I'm new to working with Processing and have been having a hard time getting ProHTML to parse my data. The examples are all pretty simple, and while I can get them to work great untouched, I can't find any examples of how to deal with elements that are embedded pretty far (and I can't figure out at all how to just get the actual content, which proHTML claims to be able to do). I'm not even sure which class I want to use, as I've gone through nearly all of them at this point and nothing's jumped out at me as being ideal for extracting actual content.
My situation, in short: there's a table, with a column of cells named "dateCell". I want the content inside those dateCells. But that's buried in body>div>div>div>table>tbody>tr>td.datecell, and I just get a whole lot of null.
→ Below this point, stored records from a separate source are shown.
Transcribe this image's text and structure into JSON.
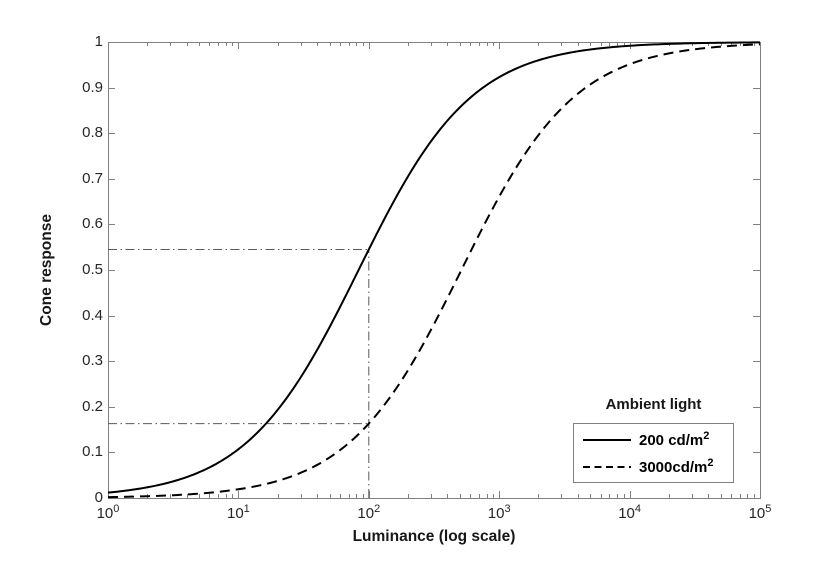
{
  "figure": {
    "background": "#ffffff"
  },
  "chart_data": {
    "type": "line",
    "title": "",
    "xlabel": "Luminance (log scale)",
    "ylabel": "Cone response",
    "x_scale": "log",
    "xlim": [
      1,
      100000
    ],
    "ylim": [
      0,
      1
    ],
    "grid": false,
    "x_tick_values": [
      1,
      10,
      100,
      1000,
      10000,
      100000
    ],
    "x_tick_labels": [
      {
        "base": "10",
        "exp": "0"
      },
      {
        "base": "10",
        "exp": "1"
      },
      {
        "base": "10",
        "exp": "2"
      },
      {
        "base": "10",
        "exp": "3"
      },
      {
        "base": "10",
        "exp": "4"
      },
      {
        "base": "10",
        "exp": "5"
      }
    ],
    "y_tick_values": [
      0,
      0.1,
      0.2,
      0.3,
      0.4,
      0.5,
      0.6,
      0.7,
      0.8,
      0.9,
      1
    ],
    "y_tick_labels": [
      "0",
      "0.1",
      "0.2",
      "0.3",
      "0.4",
      "0.5",
      "0.6",
      "0.7",
      "0.8",
      "0.9",
      "1"
    ],
    "legend": {
      "title": "Ambient light",
      "position": "lower right",
      "entries": [
        {
          "label": "200 cd/m",
          "label_sup": "2",
          "line_style": "solid"
        },
        {
          "label": "3000cd/m",
          "label_sup": "2",
          "line_style": "dashed"
        }
      ]
    },
    "series": [
      {
        "name": "200 cd/m^2",
        "style": "solid",
        "color": "#000000",
        "model": {
          "type": "naka_rushton",
          "exponent": 1,
          "semisaturation": 83.5
        },
        "points": {
          "x": [
            1,
            3.16,
            10,
            31.6,
            100,
            316,
            1000,
            3162,
            10000,
            31623,
            100000
          ],
          "y": [
            0.012,
            0.036,
            0.107,
            0.275,
            0.545,
            0.791,
            0.923,
            0.974,
            0.992,
            0.997,
            0.999
          ]
        }
      },
      {
        "name": "3000cd/m^2",
        "style": "dashed",
        "color": "#000000",
        "model": {
          "type": "naka_rushton",
          "exponent": 1,
          "semisaturation": 513
        },
        "points": {
          "x": [
            1,
            3.16,
            10,
            31.6,
            100,
            316,
            1000,
            3162,
            10000,
            31623,
            100000
          ],
          "y": [
            0.002,
            0.006,
            0.019,
            0.058,
            0.163,
            0.381,
            0.661,
            0.86,
            0.951,
            0.984,
            0.995
          ]
        }
      }
    ],
    "reference_lines": [
      {
        "orientation": "horizontal",
        "y": 0.545,
        "x_from": 1,
        "x_to": 100,
        "style": "dash-dot"
      },
      {
        "orientation": "horizontal",
        "y": 0.163,
        "x_from": 1,
        "x_to": 100,
        "style": "dash-dot"
      },
      {
        "orientation": "vertical",
        "x": 100,
        "y_from": 0,
        "y_to": 0.545,
        "style": "dash-dot"
      }
    ],
    "colors": {
      "curve": "#000000",
      "axis": "#808080",
      "tick_text": "#262626",
      "reference_line": "#595959",
      "legend_border": "#808080"
    }
  }
}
The farthest I've gotten is that when I run the HtmlElementFinder example my own page I want to parse plugged in, it works great for finding me all the links. But when I try tweaking it (below) to get it to give me a table cell that's like 20 levels in, I just get a whole lotta null.
import prohtml.*;
HtmlElementFinder htmlElementFinder;
void setup(){
//enter your url here
htmlElementFinder = new HtmlElementFinder("my-url-is-here.html","td");
java.util.List links = htmlElementFinder.getElements();
for (int i = 0;i<links.size();i++){
println(((StandAloneElement)links.get(i)).getAttribute("td.dateCell"));
}
}
I know I'm probably not even using the right class, but I'm having a hard time figuring out which to use. As an alternative to proHTML, I've tried parsing in python, since I'm not all that picky and frankly am thinking that it makes more sense for python to do the heavy lifting here. So if someone has a script I can just drop in that'd be great too.
I've also tried using XMLElement (which I've used before successfully) but that was a no-go.